Hmmmm. I've always used dry ingredient cup but never thought about it. Curious now too.
I use the displacement method if ther is other liquid in the recipe:
I use the WASC recipe here on CC. It calls for one cup of water and one cup of sour cream. In a two cup measuring cup, I fill it with one cup of water and then spoon in the sour cream until the water reaches the 2 cup line.
Thanks for the replies so far. It's interesting to see the various ways bakers do things. I am getting into more of the weighing of ingredients so I'll probably just stick to that method. It's also interesting how a measurement of an item can be so different when weighing. I'm learning new things every day!
I weigh it, too. My baking textbook doesn't even come with anything else than grams, ounces and baker's percentages.

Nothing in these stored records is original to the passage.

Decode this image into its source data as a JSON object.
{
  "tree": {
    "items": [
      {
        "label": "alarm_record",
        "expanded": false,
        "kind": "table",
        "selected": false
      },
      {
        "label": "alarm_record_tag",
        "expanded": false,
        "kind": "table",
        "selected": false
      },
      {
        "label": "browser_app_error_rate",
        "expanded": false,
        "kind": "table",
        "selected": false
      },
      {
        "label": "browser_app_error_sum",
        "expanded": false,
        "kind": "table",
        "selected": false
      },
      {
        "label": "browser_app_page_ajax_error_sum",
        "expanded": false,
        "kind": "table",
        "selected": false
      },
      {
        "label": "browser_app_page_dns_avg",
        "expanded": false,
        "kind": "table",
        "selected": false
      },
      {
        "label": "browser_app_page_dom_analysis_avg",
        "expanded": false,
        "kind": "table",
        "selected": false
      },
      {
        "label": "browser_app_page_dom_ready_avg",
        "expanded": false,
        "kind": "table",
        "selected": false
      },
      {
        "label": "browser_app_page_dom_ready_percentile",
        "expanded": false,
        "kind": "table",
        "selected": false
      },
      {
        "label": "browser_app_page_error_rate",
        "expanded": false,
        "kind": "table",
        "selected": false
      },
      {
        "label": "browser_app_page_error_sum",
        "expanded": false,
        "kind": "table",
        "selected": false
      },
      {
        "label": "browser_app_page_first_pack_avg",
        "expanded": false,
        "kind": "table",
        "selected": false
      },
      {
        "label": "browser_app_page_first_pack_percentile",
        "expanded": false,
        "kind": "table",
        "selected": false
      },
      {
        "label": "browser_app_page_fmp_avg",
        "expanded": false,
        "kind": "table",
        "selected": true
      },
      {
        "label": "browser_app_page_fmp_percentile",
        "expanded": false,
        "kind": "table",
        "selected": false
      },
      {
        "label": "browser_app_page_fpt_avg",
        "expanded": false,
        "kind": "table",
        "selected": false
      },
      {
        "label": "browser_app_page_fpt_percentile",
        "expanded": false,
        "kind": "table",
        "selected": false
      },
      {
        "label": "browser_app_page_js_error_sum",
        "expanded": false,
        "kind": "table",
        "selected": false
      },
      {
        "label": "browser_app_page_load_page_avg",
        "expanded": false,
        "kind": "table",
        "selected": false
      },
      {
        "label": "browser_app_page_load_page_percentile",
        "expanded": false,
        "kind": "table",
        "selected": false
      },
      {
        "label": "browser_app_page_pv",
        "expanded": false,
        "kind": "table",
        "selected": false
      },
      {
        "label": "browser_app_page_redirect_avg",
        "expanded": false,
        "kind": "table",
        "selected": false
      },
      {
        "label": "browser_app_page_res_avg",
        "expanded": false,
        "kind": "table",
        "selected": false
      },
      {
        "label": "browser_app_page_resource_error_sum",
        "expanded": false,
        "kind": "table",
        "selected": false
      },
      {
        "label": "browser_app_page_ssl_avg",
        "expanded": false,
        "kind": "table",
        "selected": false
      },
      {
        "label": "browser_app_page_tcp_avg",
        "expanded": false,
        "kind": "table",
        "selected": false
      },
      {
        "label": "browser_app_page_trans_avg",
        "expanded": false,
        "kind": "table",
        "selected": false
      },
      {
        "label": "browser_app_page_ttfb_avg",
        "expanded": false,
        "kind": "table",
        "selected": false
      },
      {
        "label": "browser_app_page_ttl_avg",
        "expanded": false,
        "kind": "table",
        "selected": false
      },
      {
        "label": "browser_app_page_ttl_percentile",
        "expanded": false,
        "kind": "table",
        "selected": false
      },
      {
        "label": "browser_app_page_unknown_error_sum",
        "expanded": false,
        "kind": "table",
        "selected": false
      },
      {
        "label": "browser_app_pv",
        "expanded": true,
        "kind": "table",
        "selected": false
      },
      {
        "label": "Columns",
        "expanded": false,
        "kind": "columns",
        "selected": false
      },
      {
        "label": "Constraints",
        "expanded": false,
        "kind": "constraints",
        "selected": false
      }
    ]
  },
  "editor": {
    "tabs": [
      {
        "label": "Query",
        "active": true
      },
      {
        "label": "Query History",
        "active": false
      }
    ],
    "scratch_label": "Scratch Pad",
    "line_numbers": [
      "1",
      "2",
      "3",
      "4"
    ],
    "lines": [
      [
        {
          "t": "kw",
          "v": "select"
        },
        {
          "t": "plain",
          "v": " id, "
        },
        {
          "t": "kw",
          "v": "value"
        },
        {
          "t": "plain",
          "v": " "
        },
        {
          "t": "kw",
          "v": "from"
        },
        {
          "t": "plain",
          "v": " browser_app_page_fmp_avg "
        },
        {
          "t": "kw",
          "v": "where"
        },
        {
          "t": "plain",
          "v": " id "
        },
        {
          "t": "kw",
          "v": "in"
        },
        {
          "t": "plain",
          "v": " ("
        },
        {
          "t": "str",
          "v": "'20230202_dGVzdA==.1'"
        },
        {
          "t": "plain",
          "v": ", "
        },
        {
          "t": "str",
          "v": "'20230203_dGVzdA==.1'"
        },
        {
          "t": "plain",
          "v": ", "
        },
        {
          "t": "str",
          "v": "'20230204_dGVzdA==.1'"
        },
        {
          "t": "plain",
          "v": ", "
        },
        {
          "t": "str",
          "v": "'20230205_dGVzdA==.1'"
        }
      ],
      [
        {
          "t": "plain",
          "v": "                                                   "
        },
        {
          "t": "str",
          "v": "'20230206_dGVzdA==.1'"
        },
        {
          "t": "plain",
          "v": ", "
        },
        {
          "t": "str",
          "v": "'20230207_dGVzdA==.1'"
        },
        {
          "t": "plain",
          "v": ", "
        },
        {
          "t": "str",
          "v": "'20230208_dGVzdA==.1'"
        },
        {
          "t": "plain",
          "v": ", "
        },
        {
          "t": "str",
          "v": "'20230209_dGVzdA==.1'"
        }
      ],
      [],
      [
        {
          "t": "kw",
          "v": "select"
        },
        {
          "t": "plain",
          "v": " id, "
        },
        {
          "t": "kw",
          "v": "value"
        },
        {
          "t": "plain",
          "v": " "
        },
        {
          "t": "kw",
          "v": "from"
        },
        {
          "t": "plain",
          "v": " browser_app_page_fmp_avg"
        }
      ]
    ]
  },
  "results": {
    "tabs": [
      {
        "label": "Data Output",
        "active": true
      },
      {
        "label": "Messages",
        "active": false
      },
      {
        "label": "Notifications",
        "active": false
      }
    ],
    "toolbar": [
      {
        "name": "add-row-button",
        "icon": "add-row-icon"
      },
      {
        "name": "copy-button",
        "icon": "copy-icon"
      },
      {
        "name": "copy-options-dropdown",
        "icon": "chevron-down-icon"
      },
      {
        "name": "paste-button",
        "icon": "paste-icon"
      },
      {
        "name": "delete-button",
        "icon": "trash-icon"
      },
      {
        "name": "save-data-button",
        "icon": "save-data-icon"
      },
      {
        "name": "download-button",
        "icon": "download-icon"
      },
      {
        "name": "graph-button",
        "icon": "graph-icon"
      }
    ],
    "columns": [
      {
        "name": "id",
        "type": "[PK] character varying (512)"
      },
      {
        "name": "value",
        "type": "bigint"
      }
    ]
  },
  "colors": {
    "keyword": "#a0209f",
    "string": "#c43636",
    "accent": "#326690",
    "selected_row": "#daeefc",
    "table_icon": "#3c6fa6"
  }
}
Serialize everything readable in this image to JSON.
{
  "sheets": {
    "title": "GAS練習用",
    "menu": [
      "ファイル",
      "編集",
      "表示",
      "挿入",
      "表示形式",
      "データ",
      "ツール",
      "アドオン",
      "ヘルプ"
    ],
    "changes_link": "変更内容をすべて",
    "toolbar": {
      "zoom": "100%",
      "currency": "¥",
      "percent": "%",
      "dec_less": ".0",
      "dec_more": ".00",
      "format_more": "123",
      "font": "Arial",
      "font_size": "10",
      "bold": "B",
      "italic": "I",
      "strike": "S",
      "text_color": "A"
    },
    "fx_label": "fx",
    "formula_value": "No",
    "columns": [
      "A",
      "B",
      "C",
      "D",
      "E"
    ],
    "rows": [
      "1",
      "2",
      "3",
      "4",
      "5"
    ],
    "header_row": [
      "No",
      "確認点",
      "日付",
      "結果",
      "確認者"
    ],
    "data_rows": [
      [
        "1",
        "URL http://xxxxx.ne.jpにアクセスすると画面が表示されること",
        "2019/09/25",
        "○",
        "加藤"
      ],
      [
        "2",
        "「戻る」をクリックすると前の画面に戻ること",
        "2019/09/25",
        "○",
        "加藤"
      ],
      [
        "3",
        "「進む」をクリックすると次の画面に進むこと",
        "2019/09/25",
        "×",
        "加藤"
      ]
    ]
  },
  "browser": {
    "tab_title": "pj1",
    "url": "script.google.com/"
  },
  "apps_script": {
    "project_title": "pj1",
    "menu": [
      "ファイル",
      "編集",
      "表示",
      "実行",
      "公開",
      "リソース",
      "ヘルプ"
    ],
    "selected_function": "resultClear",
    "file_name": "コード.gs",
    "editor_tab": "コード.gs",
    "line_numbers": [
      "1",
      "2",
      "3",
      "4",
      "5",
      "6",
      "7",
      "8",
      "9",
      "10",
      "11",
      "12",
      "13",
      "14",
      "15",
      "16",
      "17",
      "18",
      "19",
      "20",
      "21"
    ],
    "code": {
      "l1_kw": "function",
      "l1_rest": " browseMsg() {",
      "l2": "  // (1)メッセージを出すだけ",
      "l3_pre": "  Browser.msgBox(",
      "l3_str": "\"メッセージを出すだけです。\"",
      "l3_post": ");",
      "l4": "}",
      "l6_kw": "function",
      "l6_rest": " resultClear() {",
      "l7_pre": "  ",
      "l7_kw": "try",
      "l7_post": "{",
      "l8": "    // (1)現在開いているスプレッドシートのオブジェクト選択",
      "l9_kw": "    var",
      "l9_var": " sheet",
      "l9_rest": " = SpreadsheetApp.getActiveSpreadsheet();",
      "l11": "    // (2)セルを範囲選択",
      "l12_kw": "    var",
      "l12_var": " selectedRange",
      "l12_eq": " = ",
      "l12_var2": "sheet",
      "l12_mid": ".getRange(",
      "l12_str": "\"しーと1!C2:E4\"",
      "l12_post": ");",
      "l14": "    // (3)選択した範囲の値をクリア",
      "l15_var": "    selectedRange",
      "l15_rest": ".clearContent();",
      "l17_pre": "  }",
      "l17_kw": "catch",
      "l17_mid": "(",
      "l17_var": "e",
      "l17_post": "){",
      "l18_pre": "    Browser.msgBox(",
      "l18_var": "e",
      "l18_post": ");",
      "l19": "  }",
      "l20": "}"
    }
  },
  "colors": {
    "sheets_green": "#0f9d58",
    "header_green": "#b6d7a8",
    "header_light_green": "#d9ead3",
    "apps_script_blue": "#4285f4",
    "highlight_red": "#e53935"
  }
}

BUT, I've read that if you're not weighing it, you should use a dry ingredient measuring cup. It makes sense for accuracy.
"Ingredients like sour cream, peanut butter, and yogurt are measured using dry measuring cups because they are too thick to be accurately measured in the liquid cups. Level off sour cream and peanut butter with the back of a knife."
I weight almost everything. It's the only way you can make sure your ingredients are in proper ratios. There is no way to be sure or accurate by measuring by volume. It's especially important when you are baking scratch.
And it's a heck of a lot easier measuring out 3 pounds of sour cream then it is spooning out 68 cups (or whatever 3 pounds would be in cups
The thought occurred to me that one of those deals with the movable plunger for a bottom (that Alton Brown was always using on Good Eats) would also work.
The thought occurred to me that one of those deals with the movable plunger for a bottom (that Alton Brown was always using on Good Eats) would also work.
I have those things - they seem like such a good idea and he makes them look so cool but they are a MESS and a pain to use! Called Wonder Cups.